I love antique fans… there is something about them that has always fascinated me. I remember vividly standing in tears at Harewood House at an exhibition many years ago. I don’t quite know what it is… their delicacy and craftsmanship, the artistry in miniature, their ephemeral fragility… or perhaps it is the stories that they could tell. They were given as gifts, symbols of love and affection, hid shy smiles and coquettish glances, indeed there was a whole, discrete language that could be spoken in silence by the hand that held the fan.
I used to collect them. It was one of those things I had always promised myself when I could afford to do so. The delicate lace and gauze, painted satin and feathers of the Belle Époque were my favourite, though the little brisé fan that belonged to my great-grandmother was the most precious. They went long ago, when times were tough, but it was a privilege to be their custodian for a while.
Amongst my dreams one night I dreamed of a fan. I was being shown how it was to be restored. The whole ‘lesson’ was about perception, and it went on for what seemed like half the night. In this particular passage though there was a broken fan. The gauze had split and frayed through mishandling, the sticks were damaged and broken, the guards detached. Yet it had been a lovely thing of mother of pearl and spangled silk, painted with tiny creatures and nasturtiums… School colours and not unlike a fan I once loved.

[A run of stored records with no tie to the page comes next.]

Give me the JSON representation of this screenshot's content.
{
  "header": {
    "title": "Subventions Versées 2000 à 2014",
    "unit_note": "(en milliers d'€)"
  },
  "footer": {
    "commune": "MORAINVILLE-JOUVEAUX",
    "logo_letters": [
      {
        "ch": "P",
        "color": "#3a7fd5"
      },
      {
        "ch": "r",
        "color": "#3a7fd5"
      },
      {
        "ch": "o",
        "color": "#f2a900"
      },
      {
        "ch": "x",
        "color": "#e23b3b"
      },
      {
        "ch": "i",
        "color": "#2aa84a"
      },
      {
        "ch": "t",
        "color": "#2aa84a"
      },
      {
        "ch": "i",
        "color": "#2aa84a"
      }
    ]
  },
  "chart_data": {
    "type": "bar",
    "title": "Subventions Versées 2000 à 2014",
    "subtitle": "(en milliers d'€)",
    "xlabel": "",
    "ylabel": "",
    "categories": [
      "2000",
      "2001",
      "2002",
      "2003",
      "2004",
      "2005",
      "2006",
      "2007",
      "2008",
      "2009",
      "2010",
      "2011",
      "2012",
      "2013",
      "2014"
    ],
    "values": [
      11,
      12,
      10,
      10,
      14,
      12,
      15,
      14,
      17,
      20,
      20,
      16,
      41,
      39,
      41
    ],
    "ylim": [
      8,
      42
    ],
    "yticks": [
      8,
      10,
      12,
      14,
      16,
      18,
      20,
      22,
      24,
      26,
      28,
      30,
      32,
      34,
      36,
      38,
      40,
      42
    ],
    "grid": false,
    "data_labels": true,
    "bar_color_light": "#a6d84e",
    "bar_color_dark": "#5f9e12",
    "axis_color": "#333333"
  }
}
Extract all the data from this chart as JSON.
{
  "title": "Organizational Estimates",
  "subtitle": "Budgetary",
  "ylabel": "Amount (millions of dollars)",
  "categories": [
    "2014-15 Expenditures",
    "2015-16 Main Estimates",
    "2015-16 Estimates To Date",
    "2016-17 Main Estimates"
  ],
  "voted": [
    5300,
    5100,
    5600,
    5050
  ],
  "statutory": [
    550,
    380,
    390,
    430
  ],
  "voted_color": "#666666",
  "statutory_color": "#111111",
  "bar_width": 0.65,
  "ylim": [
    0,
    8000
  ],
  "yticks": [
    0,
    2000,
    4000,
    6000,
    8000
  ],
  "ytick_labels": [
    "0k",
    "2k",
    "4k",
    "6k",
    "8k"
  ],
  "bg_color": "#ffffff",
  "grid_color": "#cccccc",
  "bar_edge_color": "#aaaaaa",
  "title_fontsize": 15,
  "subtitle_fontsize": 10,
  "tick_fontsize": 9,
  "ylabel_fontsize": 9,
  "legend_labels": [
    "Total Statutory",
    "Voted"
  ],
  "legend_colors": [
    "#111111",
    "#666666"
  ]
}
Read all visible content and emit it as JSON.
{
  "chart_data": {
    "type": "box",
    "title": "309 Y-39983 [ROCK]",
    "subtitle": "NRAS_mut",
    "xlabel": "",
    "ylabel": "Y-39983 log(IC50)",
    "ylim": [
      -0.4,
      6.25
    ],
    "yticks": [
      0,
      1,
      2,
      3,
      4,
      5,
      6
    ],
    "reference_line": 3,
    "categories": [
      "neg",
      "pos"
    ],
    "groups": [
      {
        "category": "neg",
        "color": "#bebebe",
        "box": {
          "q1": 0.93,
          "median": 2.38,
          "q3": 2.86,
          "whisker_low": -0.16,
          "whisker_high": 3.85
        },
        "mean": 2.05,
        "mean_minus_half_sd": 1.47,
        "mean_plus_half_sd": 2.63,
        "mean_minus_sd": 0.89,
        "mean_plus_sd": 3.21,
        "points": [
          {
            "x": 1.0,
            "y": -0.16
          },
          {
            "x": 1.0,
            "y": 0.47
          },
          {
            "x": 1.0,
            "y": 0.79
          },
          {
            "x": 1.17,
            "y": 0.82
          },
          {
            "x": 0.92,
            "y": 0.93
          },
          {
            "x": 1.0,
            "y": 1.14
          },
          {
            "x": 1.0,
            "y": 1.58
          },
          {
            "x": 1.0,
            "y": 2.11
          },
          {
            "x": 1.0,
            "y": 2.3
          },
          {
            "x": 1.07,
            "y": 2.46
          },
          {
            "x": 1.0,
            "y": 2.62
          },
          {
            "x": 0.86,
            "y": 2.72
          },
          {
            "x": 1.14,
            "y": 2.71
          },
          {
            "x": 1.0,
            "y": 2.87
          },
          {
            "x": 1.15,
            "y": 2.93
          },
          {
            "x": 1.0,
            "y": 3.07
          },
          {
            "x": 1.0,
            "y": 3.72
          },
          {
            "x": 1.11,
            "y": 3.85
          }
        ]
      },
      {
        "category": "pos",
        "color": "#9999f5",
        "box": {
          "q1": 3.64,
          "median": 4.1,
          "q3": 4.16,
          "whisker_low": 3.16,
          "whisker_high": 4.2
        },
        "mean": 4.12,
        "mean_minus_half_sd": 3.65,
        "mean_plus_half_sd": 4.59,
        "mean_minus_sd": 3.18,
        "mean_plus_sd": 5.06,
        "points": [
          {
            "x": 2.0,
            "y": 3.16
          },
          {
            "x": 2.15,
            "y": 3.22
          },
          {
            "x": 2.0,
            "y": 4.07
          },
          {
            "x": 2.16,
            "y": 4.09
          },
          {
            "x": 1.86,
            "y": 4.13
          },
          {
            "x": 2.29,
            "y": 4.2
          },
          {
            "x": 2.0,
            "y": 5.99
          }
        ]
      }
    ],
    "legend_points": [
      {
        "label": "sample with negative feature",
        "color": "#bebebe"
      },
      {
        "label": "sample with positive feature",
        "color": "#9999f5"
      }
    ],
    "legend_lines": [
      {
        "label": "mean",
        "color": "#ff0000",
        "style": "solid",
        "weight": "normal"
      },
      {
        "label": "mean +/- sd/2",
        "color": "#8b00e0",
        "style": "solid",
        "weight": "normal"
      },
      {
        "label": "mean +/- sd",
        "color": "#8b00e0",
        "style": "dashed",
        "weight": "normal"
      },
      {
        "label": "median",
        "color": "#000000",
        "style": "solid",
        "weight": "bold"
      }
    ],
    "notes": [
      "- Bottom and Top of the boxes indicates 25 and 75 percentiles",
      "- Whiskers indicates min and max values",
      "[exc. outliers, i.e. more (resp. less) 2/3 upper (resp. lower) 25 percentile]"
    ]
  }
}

The restorer showed me how to fix the guards… how to stiffen the leaf, backing it with fine fabric to strengthen the damaged bits… how to mend the sticks and replace the rivet that held them together. I remembered how to tie the wrist ribbons. And when we had finished it looked beautiful, almost as good as new…
Except, it didn’t feel right, somehow, it was too heavy, unbalanced and the extra fabric meant it could no longer fold… certainly it could no longer be opened and closed with one graceful flick to make a conversational point. Although the body of the fan was repaired, it had lost something. It was no longer fit for the hands of coy damsels or elegant matrons. It had been patched and mended so skilfully to preserve its outward appearance that it was no longer fit for purpose. It had lost its soul.
Next I was shown how to back the fan, sewing each stick in place, supported and unfurled in all its beauty so it could be framed in glass to protect it for the future. No longer would it be handled or used, it would lay against no other cheek to say I love you in that secret language… indeed… we had to wear white gloves so as not to contaminate it with our nasty, sweaty hands… the same that gave the beautiful patina to sticks of ivory and wood.
The sticks, sewn into place, could no longer flex and move, there was only stiffness where there should have been fluid movement. The butterfly was caged, pinned in a frame, a lifeless beauty, preserved for posterity in all its glory… but inanimate, soulless…. Its very nature changed by its preservation. Yet collectors of beauty would pay highly for the framed fan, seeing only the artistry, not the cage.
The waking mind sees further than the dream… or perhaps it would be more accurate to say that the waking mind is able to unpick what the dreaming mind already knows and bring it into consciousness. I do not believe that there are regimented meanings to the content of dreams, although some of the images we encounter are so deeply rooted in human consciousness that their symbolism is readily apparent. Dreams are personal and it is up to us to be the key that unlocks the doorways into our subconscious that they offer.
I have mulled over this one, on and off, for a long time and there are so many layers of possible meaning that unveil themselves that, as with most dreams, there is no single, clear-cut answer. It is possible that all those layers of meaning are right… each on their own level. The mind is a fabulously creative thing.
Fans have always seemed like precious, if ephemeral things to me. Perhaps, given that I was already caring for an injured son, it was a lesson in the care and diligence it would need to ‘mend’ him… and a reminder that no matter how carefully we worked, the end result would be different, though perhaps even more valuable, than where we began.
Maybe the dream was telling me that we have to let go of the past? That attempting to preserve what is beyond repair will only render something stiff and soulless, outwardly attractive, perhaps, but no longer useful. Most of us cling to outworn behaviours, habits become futile and even relationships that have long since failed.
The battle for social acceptability through conformity might be epitomised by the broken fan too. How many of us choose by default or are forced into the roles and boxes that society deems acceptable, when we yearn for a different life, only to find our spirits starved of colour and movement, sliding gradually into an old age of stiff regret?
Caged butterflies.
Or was it, like the rest of the dreams that night, simply another lesson in perception? That beyond the outer form, whether beautiful or tatterdemalion, all things have a purpose. To try to force someone into serving a purpose for which they were not destined, is to rob them of their chance to fly… and perhaps this applies especially to oneself. To deny the inner purpose of our being is to deny our Selves and leads to a lifeless life.
Sometimes, to escape the cage and find our true wings, we have to follow our dreams.